An American missionary faces a civil lawsuit in Uganda after 105 children died in her nonprofit ministry, Serving His Children (SHC). She is also accused of impersonating a medical doctor and running a medical facility without a license.
Renee Bach ran SHC to help malnourished children in Uganda but has no professional medical training. As a high school graduate, Bach tells NPR that she felt God call her to help needy children in Uganda 10 years ago.

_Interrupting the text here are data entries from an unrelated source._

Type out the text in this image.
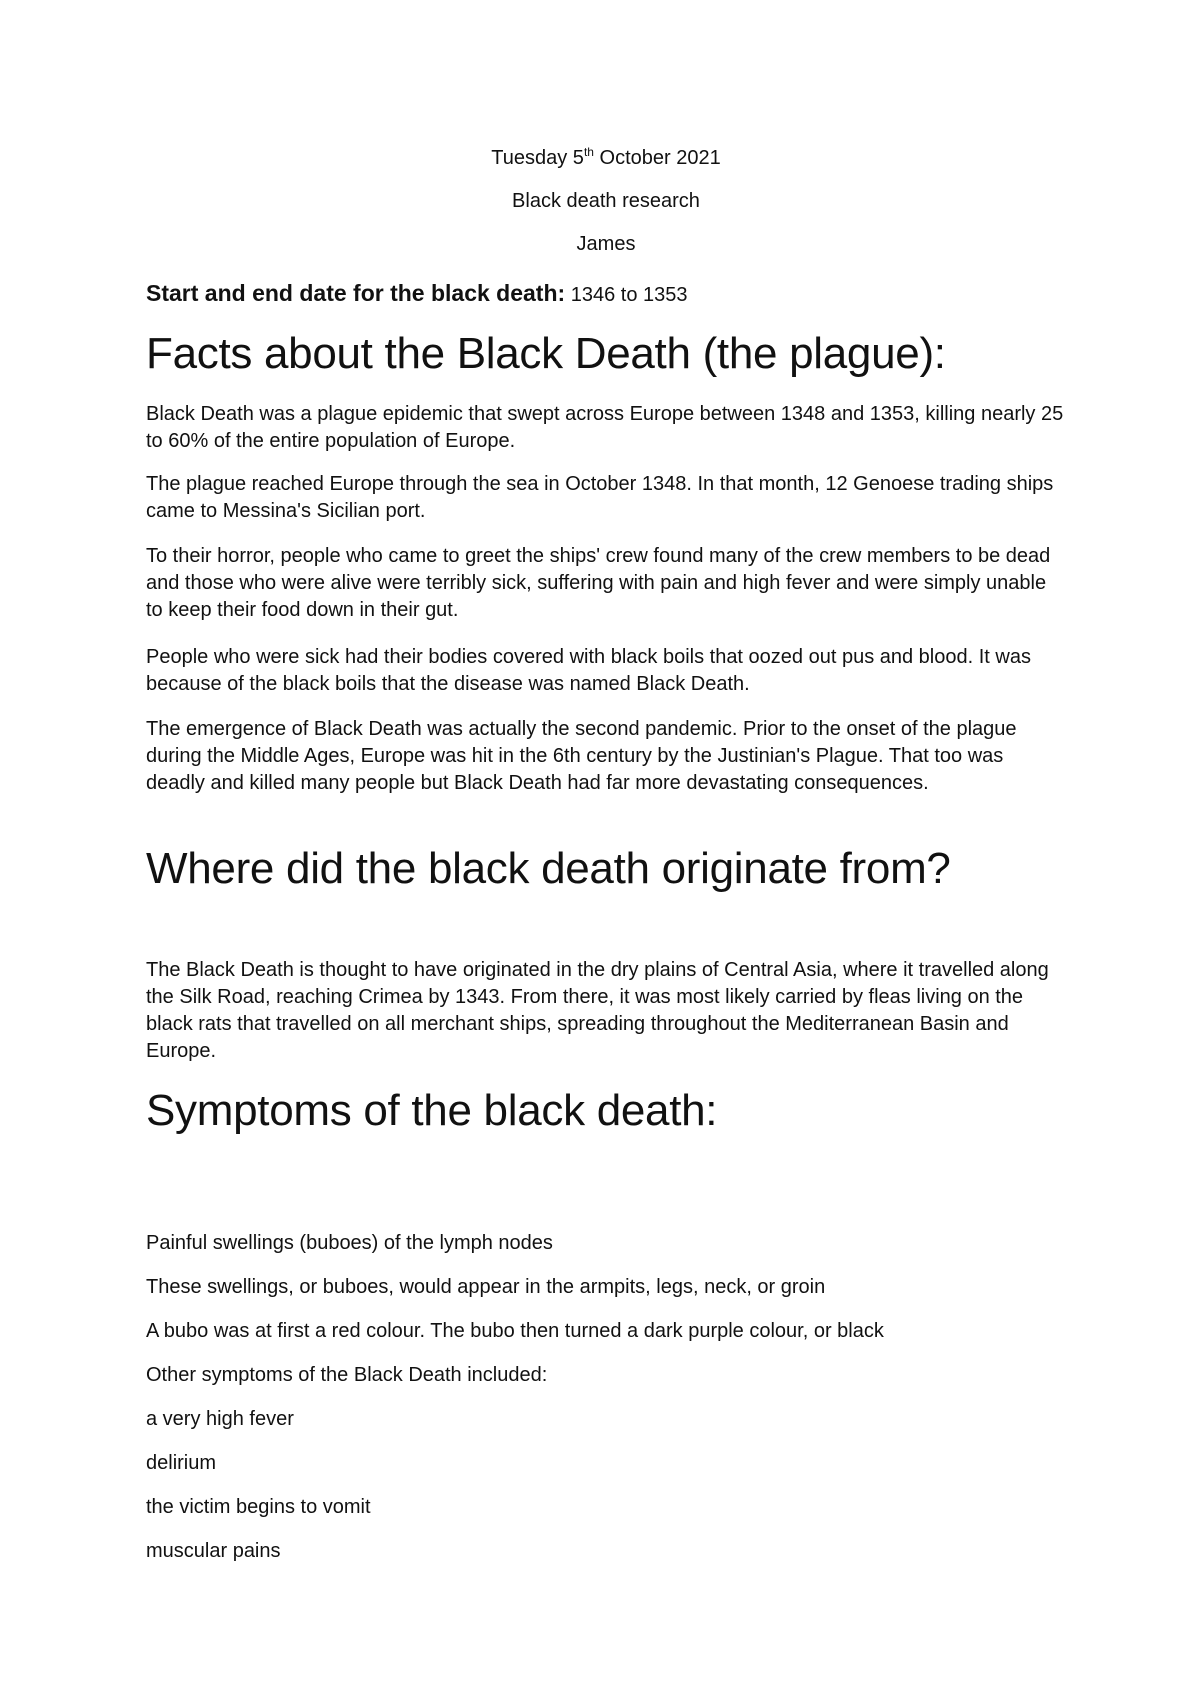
Tuesday 5th October 2021
Black death research
James
Start and end date for the black death: 1346 to 1353
Facts about the Black Death (the plague):

Black Death was a plague epidemic that swept across Europe between 1348 and 1353, killing nearly 25 to 60% of the entire population of Europe.

The plague reached Europe through the sea in October 1348. In that month, 12 Genoese trading ships came to Messina's Sicilian port.

To their horror, people who came to greet the ships' crew found many of the crew members to be dead and those who were alive were terribly sick, suffering with pain and high fever and were simply unable to keep their food down in their gut.

People who were sick had their bodies covered with black boils that oozed out pus and blood. It was because of the black boils that the disease was named Black Death.

The emergence of Black Death was actually the second pandemic. Prior to the onset of the plague during the Middle Ages, Europe was hit in the 6th century by the Justinian's Plague. That too was deadly and killed many people but Black Death had far more devastating consequences.

Where did the black death originate from?

The Black Death is thought to have originated in the dry plains of Central Asia, where it travelled along the Silk Road, reaching Crimea by 1343. From there, it was most likely carried by fleas living on the black rats that travelled on all merchant ships, spreading throughout the Mediterranean Basin and Europe.

Symptoms of the black death:

Painful swellings (buboes) of the lymph nodes

These swellings, or buboes, would appear in the armpits, legs, neck, or groin

A bubo was at first a red colour. The bubo then turned a dark purple colour, or black

Other symptoms of the Black Death included:

a very high fever

delirium

the victim begins to vomit

muscular pains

Bach’s ministry started in the city of Jinja. In the fall of 2009, a local children’s hospital worker asked Bach if she could take in several children who were severely malnourished. Bach notes that from a medical standpoint, these children were stable, but they needed to be fed back to health. She agreed to the task.
Bach tells NPR that she soon felt that God’s plan was to run a center where malnourished kids and their mothers could come stay until the children were healthy. According to Bach’s blog, where she chronicled her ministry’s story, SHC officially started in 2010.
But of the 940 sick and malnourished children SHC took in between 2010 and 2015, 105 died.
Two Ugandan mothers whose children died in SHC say that Bach deceived them into thinking she was a medical doctor. Now Women’s Probono Initiative (WPI) is leading the charge in suing Bach.
“She was often seen wearing a white coat, a stethoscope and often administered medications to children in her care,” says a WPI press release, according to People. “When their children died, however, they were told that Ms. Renee has no training at all in medicine. In 2015, the District Health Officer closed her facility and ordered her to not offer any treatment to any child.”
Two former SHC employees also thought Bach was a doctor, according to an ABC News affiliate. Jackie Kramlich, an American volunteer for SHC, tells NPR that her initial admiration for SHC turned into horror as she witnessed Bach administering medical aid to children with complicated illnesses.
“Pneumonia, intestinal parasites, tuberculosis, many were in stage 4 HIV,” she says.
Bach admits she would sometimes administer medical help, including blood transfusions and IVs. And although it was sometimes “without a medical profession standing right next to me,” she says, “it was always under the request and direction of a medical professional.”
The death rate in SHC went from 18% in 2012 to 10% in 2013 after she hired two doctors. But that number is still high, according to UNICEF’s Saul Guerrero, an expert in childhood malnutrition.
In 2015, Kramlich filed a police report regarding her concerns with SHC, and a month later, the ministry was shut down.
The publicity of Bach’s case has grown to such an extent in Uganda that she doesn’t feel safe to live there anymore.
“I get death threats all the time,” she says. She now lives in Virginia.
Bach’s next hearing will be January 2020.